Your “caliphate” may become “Kayla fit.”
Your “Mahmoud Mukhtar” may become “mama looked hard.”
Your “Dhu’l Fiqar” may become “dolphin car.”
Your “Shah ‘Abbas” may become “shot a boss.”
Your “Gunbad-i Qabus” may become “goomba the caboose.”
Your “Suleymaniye Mosque” may become “the silly ammonia mosque.”
Your “Nuruosmaniye” may become “the Euro US money.”
Your “Siyer-i Nebi” may become “CNN Maybe.”
Your “exegesis” may become “accept Jesus.”
Your “Souk al-Khamis” may become “so-called homies.”
Your “the Iskandarnama of Nizami” may become “extend our number of moles Army.”
Your “Haram al-Sharif” may become “how to machete.”
Your “Khanqah of Baybars” may become “fun café bars.”
Your “Persian bowls” may become “passion balls.”
Your “the Rassulid princes” may become “there are 3D printers.”
Your “Fath Ali Shah and his sons” may become “Fact that he shot his sons.”
Your “aniconism” may become “an icon is um.”
Your “Nizami’s Khamsa” may become “Miserables homesick.”
Your “al-Muqtataf” may become “and I walk the talk.”
Your “Bagh-e Fin in Kashan” may become “Bug, caffeine and caution.”
Your “al-isrā’ wal-miʿrāj” may become “throttling that Ouch.”
Your “Jabal al-Tariq” may become “Jabaal, alcoholic heartache.”
 Examples of this sort abound in the transcripts generated for Khamseen and for the author’s own lectures on Islamic art history. Some stunning mishaps include: stepped pulpit becoming “sex pulpit,” minbar becoming “minibar,” calligraphic becoming “kill a graphic,” inscriptional band becoming “inscriptional bomb,” dikka becoming “deep gun,” mihrab becoming “meet drugs,” sacrality becoming “sexuality,” Suhrawardi becoming “shooter awardee,” Iranian becoming “Uranium,” terrace becoming “terrorists,” and Qur’ans becoming “crimes.”

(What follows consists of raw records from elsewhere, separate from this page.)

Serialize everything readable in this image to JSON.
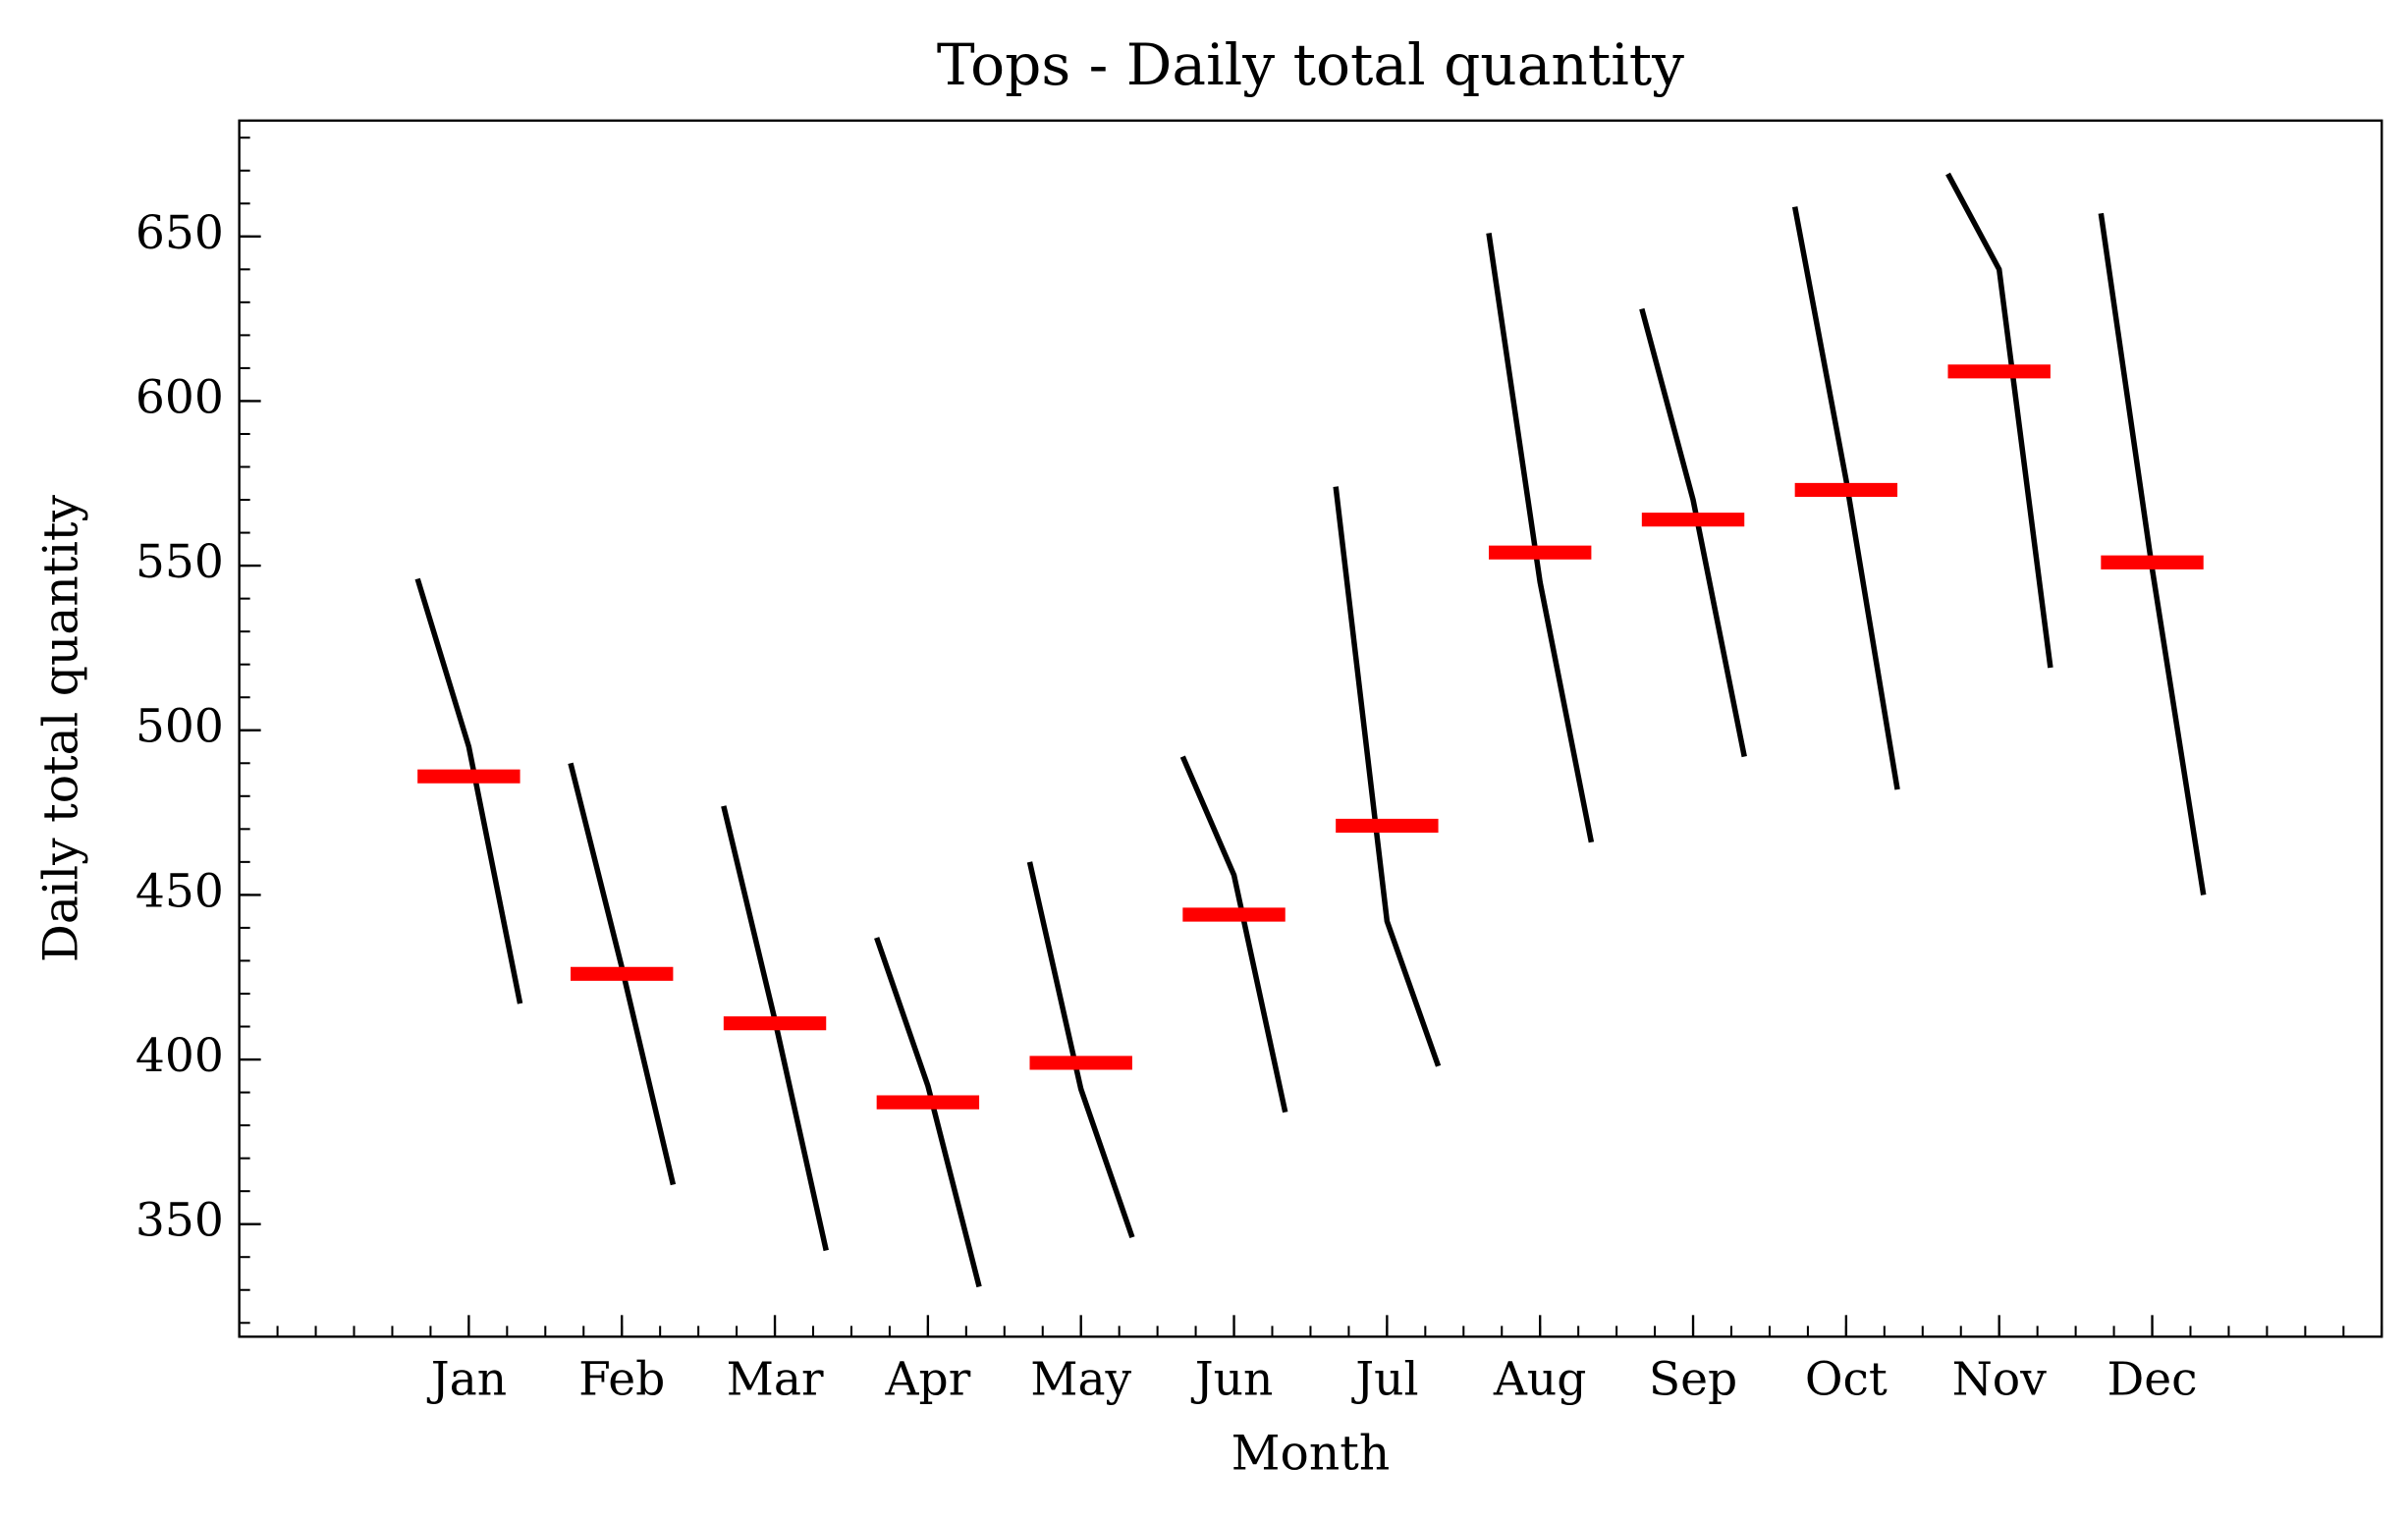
{
  "chart_data": {
    "type": "month_plot",
    "title": "Tops - Daily total quantity",
    "xlabel": "Month",
    "ylabel": "Daily total quantity",
    "categories": [
      "Jan",
      "Feb",
      "Mar",
      "Apr",
      "May",
      "Jun",
      "Jul",
      "Aug",
      "Sep",
      "Oct",
      "Nov",
      "Dec"
    ],
    "values": [
      [
        546,
        495,
        417
      ],
      [
        490,
        428,
        362
      ],
      [
        477,
        412,
        342
      ],
      [
        437,
        392,
        331
      ],
      [
        460,
        391,
        346
      ],
      [
        492,
        456,
        384
      ],
      [
        574,
        442,
        398
      ],
      [
        651,
        545,
        466
      ],
      [
        628,
        570,
        492
      ],
      [
        659,
        576,
        482
      ],
      [
        669,
        640,
        519
      ],
      [
        657,
        549,
        450
      ]
    ],
    "means": [
      486,
      426,
      411,
      387,
      399,
      444,
      471,
      554,
      564,
      573,
      609,
      551
    ],
    "line_color": "#000000",
    "mean_color": "#ff0000",
    "xlim": [
      -1.5,
      12.5
    ],
    "ylim": [
      315.8,
      685.2
    ],
    "yticks": [
      350,
      400,
      450,
      500,
      550,
      600,
      650
    ]
  }
}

 There are also hidden or near-homophones such as: or/our/are/were as well as in/an/and or even as/is that are commonly misheard by speech recognition software. Other common examples include: versus/verses, root/route, right/write, seen/scene, edition/addition, and wear/ware.

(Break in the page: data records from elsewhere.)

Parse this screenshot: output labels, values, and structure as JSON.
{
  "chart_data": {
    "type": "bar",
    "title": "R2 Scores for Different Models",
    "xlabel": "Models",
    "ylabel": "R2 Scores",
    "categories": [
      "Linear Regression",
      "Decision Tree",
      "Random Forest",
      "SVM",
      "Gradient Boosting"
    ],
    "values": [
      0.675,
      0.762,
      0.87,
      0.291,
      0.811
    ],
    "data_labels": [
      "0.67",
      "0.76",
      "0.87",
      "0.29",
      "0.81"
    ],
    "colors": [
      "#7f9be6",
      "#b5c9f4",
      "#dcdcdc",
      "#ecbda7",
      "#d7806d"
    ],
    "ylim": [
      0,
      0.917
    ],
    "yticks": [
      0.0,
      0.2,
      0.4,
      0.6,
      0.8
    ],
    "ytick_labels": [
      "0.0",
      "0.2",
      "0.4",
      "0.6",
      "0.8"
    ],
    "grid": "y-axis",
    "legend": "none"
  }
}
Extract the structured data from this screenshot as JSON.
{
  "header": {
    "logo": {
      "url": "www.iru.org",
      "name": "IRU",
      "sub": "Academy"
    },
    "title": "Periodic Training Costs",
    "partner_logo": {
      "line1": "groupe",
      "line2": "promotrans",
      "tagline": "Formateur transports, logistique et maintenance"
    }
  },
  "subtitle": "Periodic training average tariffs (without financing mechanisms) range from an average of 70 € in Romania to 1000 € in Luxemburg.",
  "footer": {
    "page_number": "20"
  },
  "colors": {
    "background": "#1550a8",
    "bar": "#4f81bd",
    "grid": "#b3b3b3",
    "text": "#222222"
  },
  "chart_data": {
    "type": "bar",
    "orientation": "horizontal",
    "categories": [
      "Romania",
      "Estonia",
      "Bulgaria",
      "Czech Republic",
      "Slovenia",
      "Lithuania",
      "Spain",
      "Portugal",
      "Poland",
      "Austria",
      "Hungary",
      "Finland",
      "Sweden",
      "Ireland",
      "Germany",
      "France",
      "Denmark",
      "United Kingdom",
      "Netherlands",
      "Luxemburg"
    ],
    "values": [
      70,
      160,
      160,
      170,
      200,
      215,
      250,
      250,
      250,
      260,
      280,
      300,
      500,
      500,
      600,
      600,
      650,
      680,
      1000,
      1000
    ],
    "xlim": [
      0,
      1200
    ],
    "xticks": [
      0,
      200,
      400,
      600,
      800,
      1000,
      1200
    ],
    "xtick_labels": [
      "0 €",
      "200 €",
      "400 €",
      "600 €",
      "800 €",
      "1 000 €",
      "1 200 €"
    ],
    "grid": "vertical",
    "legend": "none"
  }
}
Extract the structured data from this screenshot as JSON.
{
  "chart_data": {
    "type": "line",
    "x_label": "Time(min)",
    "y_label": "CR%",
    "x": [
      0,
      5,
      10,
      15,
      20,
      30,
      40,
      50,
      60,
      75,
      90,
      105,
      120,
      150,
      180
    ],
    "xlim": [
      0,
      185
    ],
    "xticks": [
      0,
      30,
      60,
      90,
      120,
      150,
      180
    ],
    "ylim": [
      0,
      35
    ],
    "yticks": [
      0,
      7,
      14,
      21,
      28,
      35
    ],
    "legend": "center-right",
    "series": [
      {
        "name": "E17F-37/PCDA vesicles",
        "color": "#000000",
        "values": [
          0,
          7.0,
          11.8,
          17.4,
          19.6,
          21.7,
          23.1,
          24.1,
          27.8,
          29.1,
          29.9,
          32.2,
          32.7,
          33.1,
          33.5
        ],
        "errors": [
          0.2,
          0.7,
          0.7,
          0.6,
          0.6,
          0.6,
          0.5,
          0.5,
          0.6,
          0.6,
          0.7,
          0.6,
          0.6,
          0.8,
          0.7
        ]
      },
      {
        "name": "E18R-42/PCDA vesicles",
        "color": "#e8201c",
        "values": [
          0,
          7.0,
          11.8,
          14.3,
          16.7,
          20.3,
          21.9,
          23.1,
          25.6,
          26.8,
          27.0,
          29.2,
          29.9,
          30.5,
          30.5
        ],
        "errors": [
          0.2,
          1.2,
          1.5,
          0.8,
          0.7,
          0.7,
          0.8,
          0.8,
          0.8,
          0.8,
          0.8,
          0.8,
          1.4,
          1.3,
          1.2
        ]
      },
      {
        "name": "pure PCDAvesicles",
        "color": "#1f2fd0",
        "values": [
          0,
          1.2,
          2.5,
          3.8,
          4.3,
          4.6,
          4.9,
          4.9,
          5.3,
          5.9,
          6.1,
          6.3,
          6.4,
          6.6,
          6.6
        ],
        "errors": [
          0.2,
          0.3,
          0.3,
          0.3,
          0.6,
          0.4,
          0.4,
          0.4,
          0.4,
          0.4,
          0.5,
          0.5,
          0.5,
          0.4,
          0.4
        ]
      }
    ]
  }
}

 All of these examples are mistakes from auto-generated captions for Khamseen videos and the author’s own lecture transcripts.
 Ironically, not misheard as “Gibraltar.”
Yasemin Gencer, “On Closed Captions, Access, and Teaching: Khamseen Tales and Suggestions,” Khamseen: Islamic Art History Online, published 3 November 2021.